Eisenhorn Omnibus (Абнетт) - страница 649

It came back, blood steaming off its talons.

They're hunting for us/ it said.

I have seen wonders in my life. Horrors too. I have witnessed vistas and spectacles that have cowed my mind and dwarfed my imagination.

None of them compared to the mausoleum under Ghiil.

I cannot say anything about its size except to use inadequate words like vast, huge…

There was nothing to give any scale. We came out of the black tunnels into a black abyss that was to all intents much the same except that the blackness that had been walls was now immaterial. Tiny, scattered specks of light, dozens of them, illuminated small parts of the face of some impossible structure, as dark and cyclopean as the eternal wall ancient philosophers used to believe surrounded creation. The edge of the universe. The side of the casket an ancient god had wrought to keep reality in.
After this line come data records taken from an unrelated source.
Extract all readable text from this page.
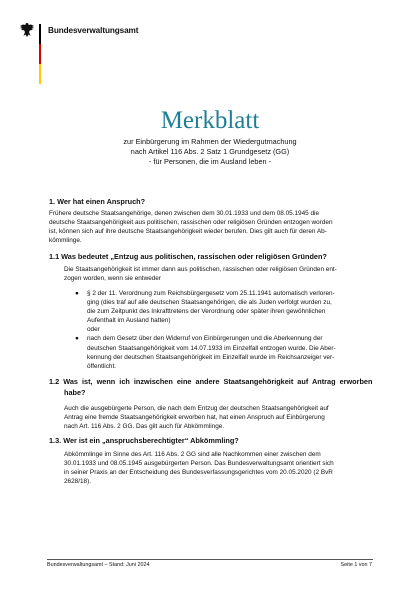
Bundesverwaltungsamt
Merkblatt
zur Einbürgerung im Rahmen der Wiedergutmachung
nach Artikel 116 Abs. 2 Satz 1 Grundgesetz (GG)
- für Personen, die im Ausland leben -
1. Wer hat einen Anspruch?
Frühere deutsche Staatsangehörige, denen zwischen dem 30.01.1933 und dem 08.05.1945 die
deutsche Staatsangehörigkeit aus politischen, rassischen oder religiösen Gründen entzogen worden
ist, können sich auf ihre deutsche Staatsangehörigkeit wieder berufen. Dies gilt auch für deren Ab-
kömmlinge.
1.1 Was bedeutet „Entzug aus politischen, rassischen oder religiösen Gründen?
Die Staatsangehörigkeit ist immer dann aus politischen, rassischen oder religiösen Gründen ent-
zogen worden, wenn sie entweder
● § 2 der 11. Verordnung zum Reichsbürgergesetz vom 25.11.1941 automatisch verloren-
ging (dies traf auf alle deutschen Staatsangehörigen, die als Juden verfolgt wurden zu,
die zum Zeitpunkt des Inkrafttretens der Verordnung oder später ihren gewöhnlichen
Aufenthalt im Ausland hatten)
oder
● nach dem Gesetz über den Widerruf von Einbürgerungen und die Aberkennung der
deutschen Staatsangehörigkeit vom 14.07.1933 im Einzelfall entzogen wurde. Die Aber-
kennung der deutschen Staatsangehörigkeit im Einzelfall wurde im Reichsanzeiger ver-
öffentlicht.
1.2  Was  ist,  wenn  ich  inzwischen  eine  andere  Staatsangehörigkeit  auf  Antrag  erworben
habe?
Auch die ausgebürgerte Person, die nach dem Entzug der deutschen Staatsangehörigkeit auf
Antrag eine fremde Staatsangehörigkeit erworben hat, hat einen Anspruch auf Einbürgerung
nach Art. 116 Abs. 2 GG. Das gilt auch für Abkömmlinge.
1.3. Wer ist ein „anspruchsberechtigter“ Abkömmling?
Abkömmlinge im Sinne des Art. 116 Abs. 2 GG sind alle Nachkommen einer zwischen dem
30.01.1933 und 08.05.1945 ausgebürgerten Person. Das Bundesverwaltungsamt orientiert sich
in seiner Praxis an der Entscheidung des Bundesverfassungsgerichtes vom 20.05.2020 (2 BvR
2628/18).
Bundesverwaltungsamt – Stand: Juni 2024	Seite 1 von 7
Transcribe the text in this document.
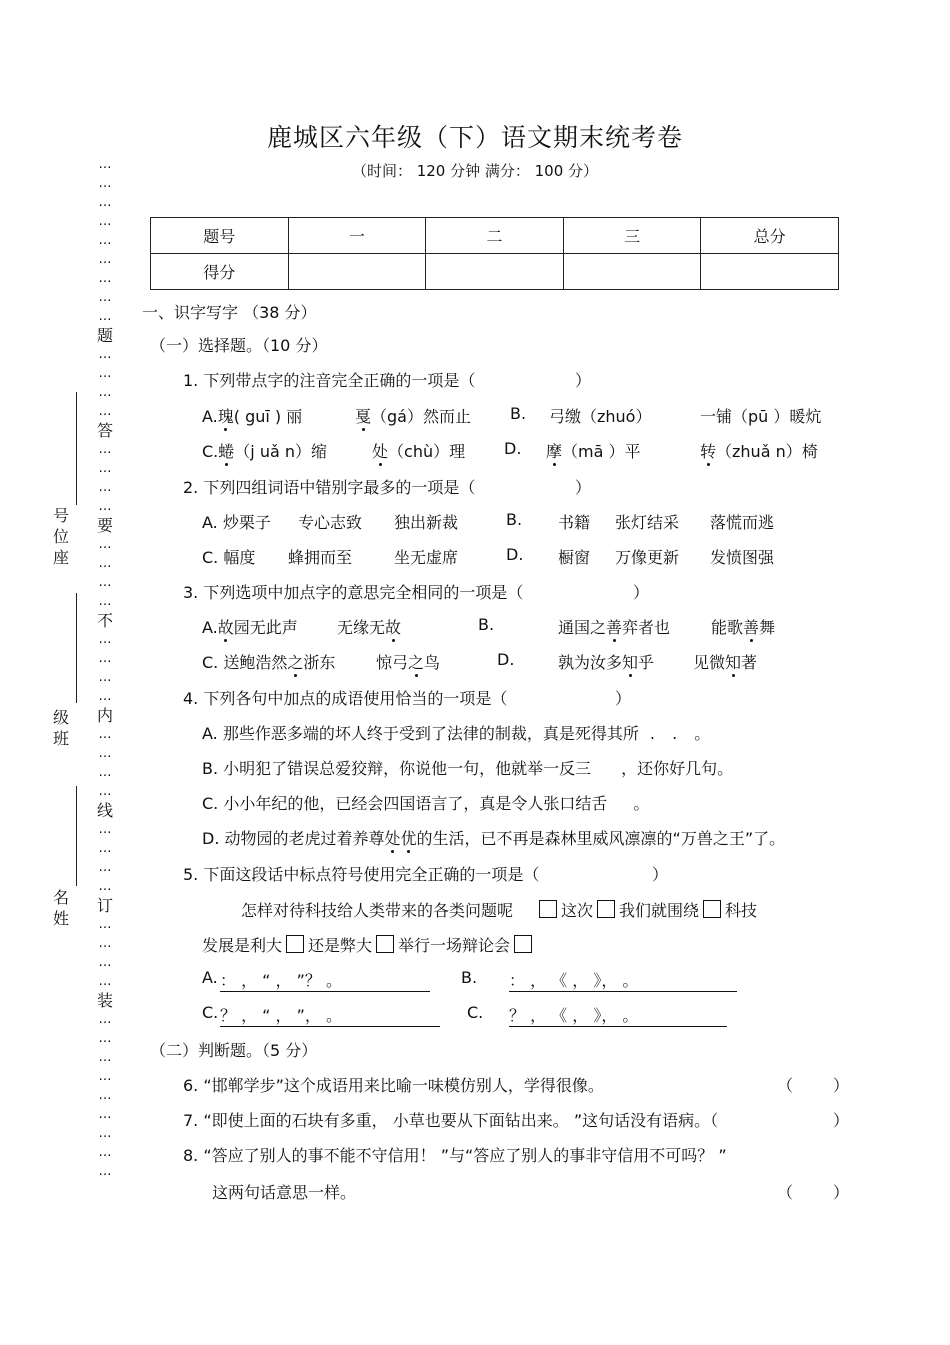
鹿城区六年级（下）语文期末统考卷
（时间： 120 分钟 满分： 100 分）
…
…
…
…
…
…
…
…
…
题
…
…
…
…
答
…
…
…
…
要
…
…
…
…
不
…
…
…
…
内
…
…
…
…
线
…
…
…
…
订
…
…
…
…
装
…
…
…
…
…
…
…
…
…
号
位
座
级
班
名
姓
题号	一	二	三	总分
得分				
一、识字写字 （38 分）
（一）选择题。（10 分）
1. 下列带点字的注音完全正确的一项是（	）
A.瑰( guī ) 丽	戛（gá）然而止 B. 弓缴（zhuó）	一铺（pū ）暖炕
C.蜷（j uǎ n）缩	处（chù）理 D. 摩（mā ）平	转（zhuǎ n）椅
2. 下列四组词语中错别字最多的一项是（	）
A. 炒栗子 专心志致 独出新裁	B. 书籍 张灯结采 落慌而逃
C. 幅度 蜂拥而至	坐无虚席	D. 橱窗 万像更新 发愤图强
3. 下列选项中加点字的意思完全相同的一项是（	）
A.故园无此声 无缘无故	B.	通国之善弈者也	能歌善舞
C. 送鲍浩然之浙东	惊弓之鸟	D.	孰为汝多知乎 见微知著
4. 下列各句中加点的成语使用恰当的一项是（	）
A. 那些作恶多端的坏人终于受到了法律的制裁，真是死得其所 . . 。
B. 小明犯了错误总爱狡辩，你说他一句，他就举一反三 ，还你好几句。
C. 小小年纪的他，已经会四国语言了，真是令人张口结舌 。
D. 动物园的老虎过着养尊处优的生活，已不再是森林里威风凛凛的“万兽之王”了。
5. 下面这段话中标点符号使用完全正确的一项是（	）
怎样对待科技给人类带来的各类问题呢	这次 我们就围绕 科技
发展是利大 还是弊大 举行一场辩论会
A. ： ， “ ， ”？ 。	B. ： ， 《 ， 》， 。
C. ？ ， “ ， ”， 。	C. ？ ， 《 ， 》， 。
（二）判断题。（5 分）
6. “邯郸学步”这个成语用来比喻一味模仿别人，学得很像。	（ ）
7. “即使上面的石块有多重， 小草也要从下面钻出来。 ”这句话没有语病。（	）
8. “答应了别人的事不能不守信用！ ”与“答应了别人的事非守信用不可吗？ ”
这两句话意思一样。	（ ）
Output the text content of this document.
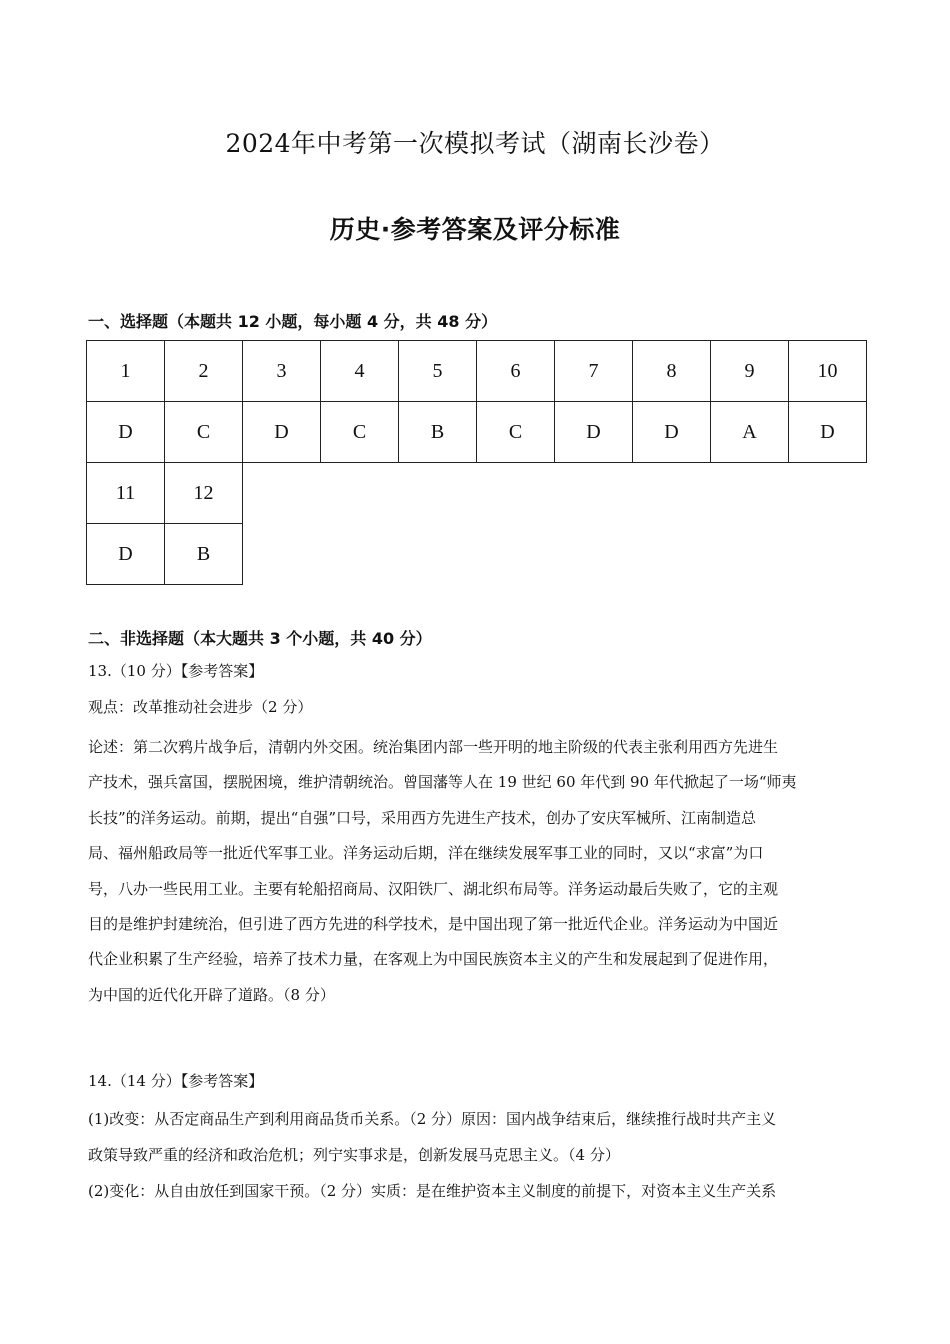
2024年中考第一次模拟考试（湖南长沙卷）
历史·参考答案及评分标准
一、选择题（本题共 12 小题，每小题 4 分，共 48 分）
1	2	3	4	5	6	7	8	9	10
D	C	D	C	B	C	D	D	A	D
11	12								
D	B								
二、非选择题（本大题共 3 个小题，共 40 分）
13.（10 分）【参考答案】
观点：改革推动社会进步（2 分）
论述：第二次鸦片战争后，清朝内外交困。统治集团内部一些开明的地主阶级的代表主张利用西方先进生
产技术，强兵富国，摆脱困境，维护清朝统治。曾国藩等人在 19 世纪 60 年代到 90 年代掀起了一场“师夷
长技”的洋务运动。前期，提出“自强”口号，采用西方先进生产技术，创办了安庆军械所、江南制造总
局、福州船政局等一批近代军事工业。洋务运动后期，洋在继续发展军事工业的同时，又以“求富”为口
号，八办一些民用工业。主要有轮船招商局、汉阳铁厂、湖北织布局等。洋务运动最后失败了，它的主观
目的是维护封建统治，但引进了西方先进的科学技术，是中国出现了第一批近代企业。洋务运动为中国近
代企业积累了生产经验，培养了技术力量，在客观上为中国民族资本主义的产生和发展起到了促进作用，
为中国的近代化开辟了道路。（8 分）
14.（14 分）【参考答案】
(1)改变：从否定商品生产到利用商品货币关系。（2 分）原因：国内战争结束后，继续推行战时共产主义
政策导致严重的经济和政治危机；列宁实事求是，创新发展马克思主义。（4 分）
(2)变化：从自由放任到国家干预。（2 分）实质：是在维护资本主义制度的前提下，对资本主义生产关系
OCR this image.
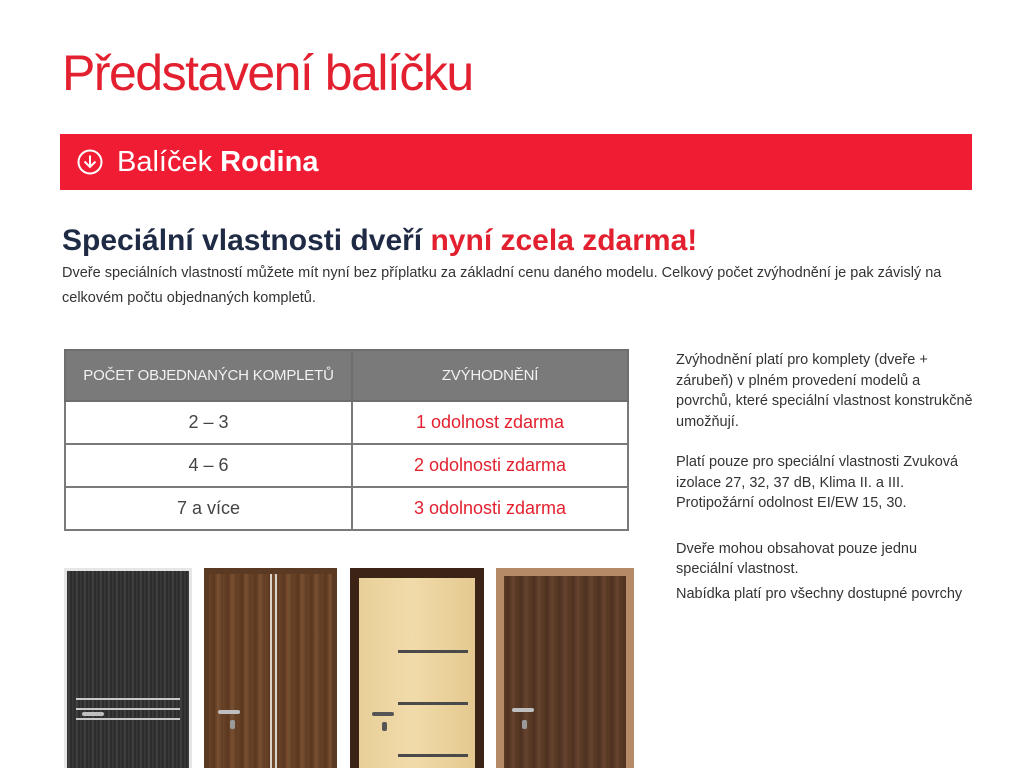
Představení balíčku
Balíček Rodina
Speciální vlastnosti dveří nyní zcela zdarma!
Dveře speciálních vlastností můžete mít nyní bez příplatku za základní cenu daného modelu. Celkový počet zvýhodnění je pak závislý na celkovém počtu objednaných kompletů.
POČET OBJEDNANÝCH KOMPLETŮ	ZVÝHODNĚNÍ
2 – 3	1 odolnost zdarma
4 – 6	2 odolnosti zdarma
7 a více	3 odolnosti zdarma

Zvýhodnění platí pro komplety (dveře + zárubeň) v plném provedení modelů a povrchů, které speciální vlastnost konstrukčně umožňují.

Platí pouze pro speciální vlastnosti Zvuková izolace 27, 32, 37 dB, Klima II. a III. Protipožární odolnost EI/EW 15, 30.

Dveře mohou obsahovat pouze jednu speciální vlastnost.

Nabídka platí pro všechny dostupné povrchy
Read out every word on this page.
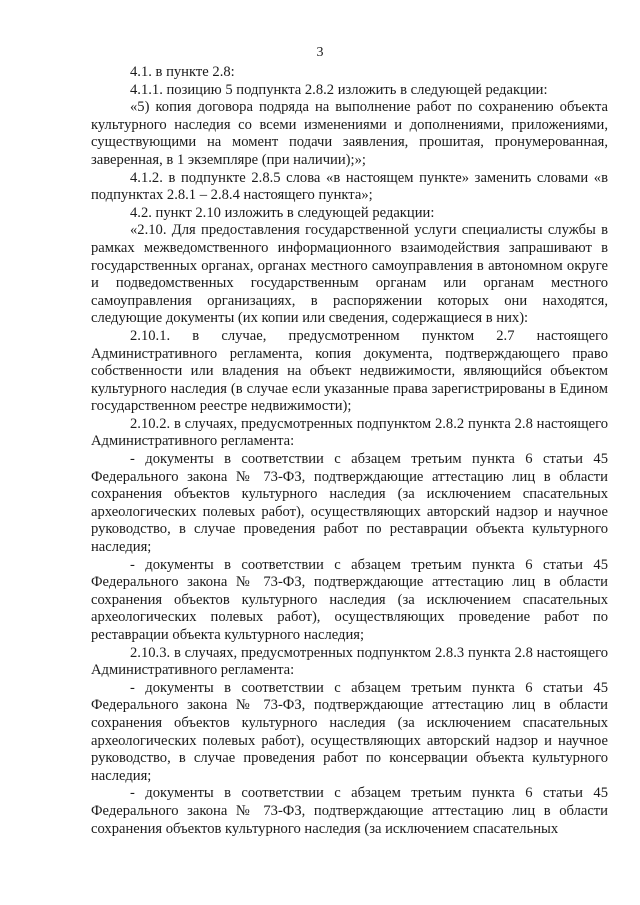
3

4.1. в пункте 2.8:

4.1.1. позицию 5 подпункта 2.8.2 изложить в следующей редакции:

«5) копия договора подряда на выполнение работ по сохранению объекта культурного наследия со всеми изменениями и дополнениями, приложениями, существующими на момент подачи заявления, прошитая, пронумерованная, заверенная, в 1 экземпляре (при наличии);»;

4.1.2. в подпункте 2.8.5 слова «в настоящем пункте» заменить словами «в подпунктах 2.8.1 – 2.8.4 настоящего пункта»;

4.2. пункт 2.10 изложить в следующей редакции:

«2.10. Для предоставления государственной услуги специалисты службы в рамках межведомственного информационного взаимодействия запрашивают в государственных органах, органах местного самоуправления в автономном округе и подведомственных государственным органам или органам местного самоуправления организациях, в распоряжении которых они находятся, следующие документы (их копии или сведения, содержащиеся в них):

2.10.1. в случае, предусмотренном пунктом 2.7 настоящего Административного регламента, копия документа, подтверждающего право собственности или владения на объект недвижимости, являющийся объектом культурного наследия (в случае если указанные права зарегистрированы в Едином государственном реестре недвижимости);

2.10.2. в случаях, предусмотренных подпунктом 2.8.2 пункта 2.8 настоящего Административного регламента:

- документы в соответствии с абзацем третьим пункта 6 статьи 45 Федерального закона № 73-ФЗ, подтверждающие аттестацию лиц в области сохранения объектов культурного наследия (за исключением спасательных археологических полевых работ), осуществляющих авторский надзор и научное руководство, в случае проведения работ по реставрации объекта культурного наследия;

- документы в соответствии с абзацем третьим пункта 6 статьи 45 Федерального закона № 73-ФЗ, подтверждающие аттестацию лиц в области сохранения объектов культурного наследия (за исключением спасательных археологических полевых работ), осуществляющих проведение работ по реставрации объекта культурного наследия;

2.10.3. в случаях, предусмотренных подпунктом 2.8.3 пункта 2.8 настоящего Административного регламента:

- документы в соответствии с абзацем третьим пункта 6 статьи 45 Федерального закона № 73-ФЗ, подтверждающие аттестацию лиц в области сохранения объектов культурного наследия (за исключением спасательных археологических полевых работ), осуществляющих авторский надзор и научное руководство, в случае проведения работ по консервации объекта культурного наследия;

- документы в соответствии с абзацем третьим пункта 6 статьи 45 Федерального закона № 73-ФЗ, подтверждающие аттестацию лиц в области сохранения объектов культурного наследия (за исключением спасательных
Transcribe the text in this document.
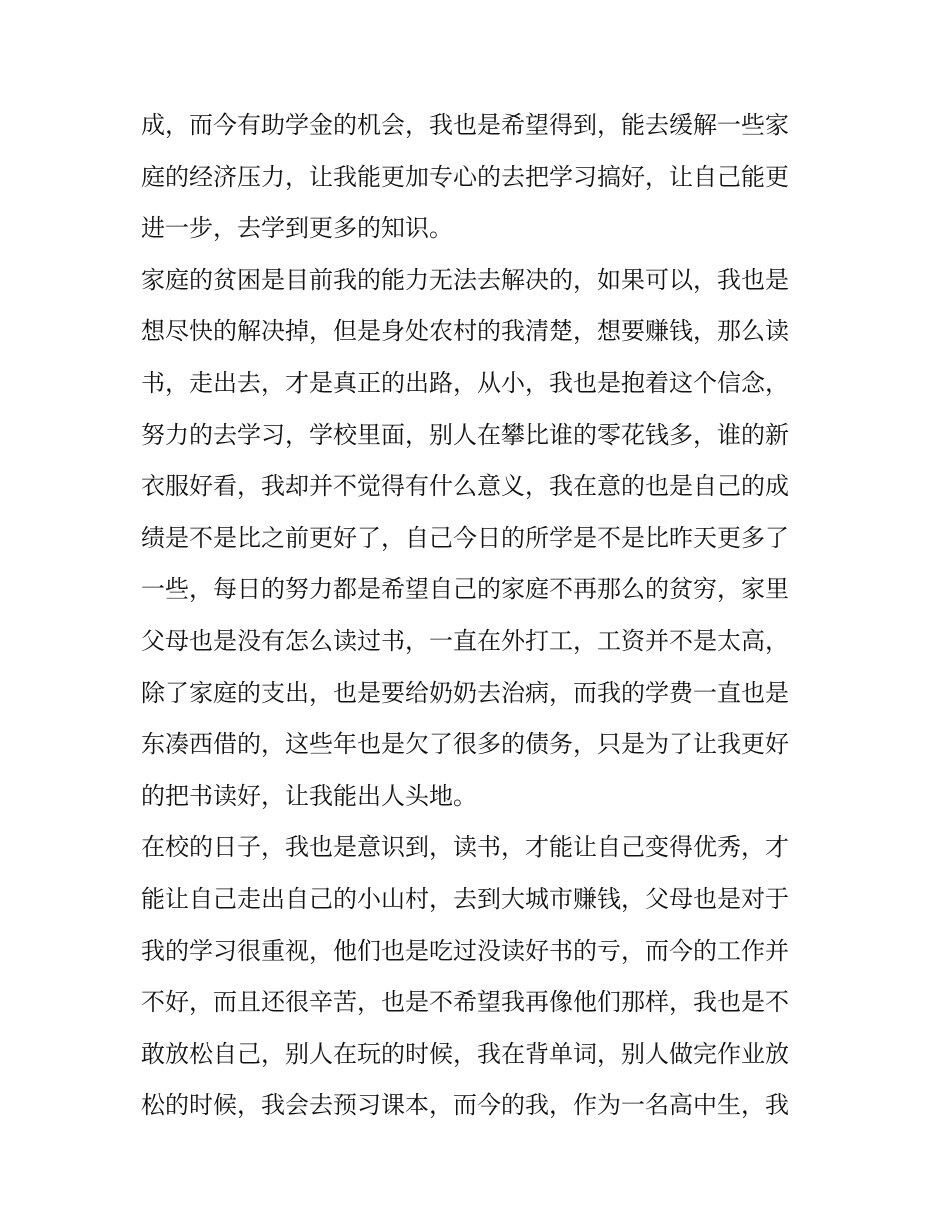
成，而今有助学金的机会，我也是希望得到，能去缓解一些家
庭的经济压力，让我能更加专心的去把学习搞好，让自己能更
进一步，去学到更多的知识。
家庭的贫困是目前我的能力无法去解决的，如果可以，我也是
想尽快的解决掉，但是身处农村的我清楚，想要赚钱，那么读
书，走出去，才是真正的出路，从小，我也是抱着这个信念，
努力的去学习，学校里面，别人在攀比谁的零花钱多，谁的新
衣服好看，我却并不觉得有什么意义，我在意的也是自己的成
绩是不是比之前更好了，自己今日的所学是不是比昨天更多了
一些，每日的努力都是希望自己的家庭不再那么的贫穷，家里
父母也是没有怎么读过书，一直在外打工，工资并不是太高，
除了家庭的支出，也是要给奶奶去治病，而我的学费一直也是
东凑西借的，这些年也是欠了很多的债务，只是为了让我更好
的把书读好，让我能出人头地。
在校的日子，我也是意识到，读书，才能让自己变得优秀，才
能让自己走出自己的小山村，去到大城市赚钱，父母也是对于
我的学习很重视，他们也是吃过没读好书的亏，而今的工作并
不好，而且还很辛苦，也是不希望我再像他们那样，我也是不
敢放松自己，别人在玩的时候，我在背单词，别人做完作业放
松的时候，我会去预习课本，而今的我，作为一名高中生，我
Which god, I wouldn't like to say.

It was warm and still. Not even the air moved. The dots of light showed small parts of a vast design etched onto the face of the mausoleum. Hints of spirals, lines and swirling runes.

This was where the warped ones had laid their dead king to rest.

This was the tomb of Yssarile, over which Ghiil had been raised in the strange eons before man.

The sight even stunned Cherubael to silence. I hoped its lack of comment was down to awe. I had a nasty feeling it had more to do with reverence.

Or dread.

Gustine lost it for a while. His mind refused to deal with what his eyes were seeing. He began to weep inconsolably, and fell to his knees. It was a dismal sight to see such a robust, fearless man reduced in such a way.

I let him be as long as I dared, but the sounds of his weeping carried in the dark and seemed alarmingly loud. Some of the tiny lights on the face of the mausoleum began to move, as if descending.

I took hold of the sobbing fighter and tried to use my will to calm him.

It didn't work. No persuasion could anchor the edges of his sanity where it had come adrift.

I had to be harsher. I numbed his mind with a deep psychic probe, blocking his terror out and freezing his thoughts but for the most basic instincts and biological functions.

We approached the mausoleum across a plain of lightless stone. The further we got, the further away I realised the structure actually was. It was evidently even bigger than I had first realised.

I had Gustine switch off his lamp pack. We simply followed the dots of light up ahead. I suggested that Cherubael might like to warn us if the darkness around us became anything other than a flat table of stone. A chasm, for example.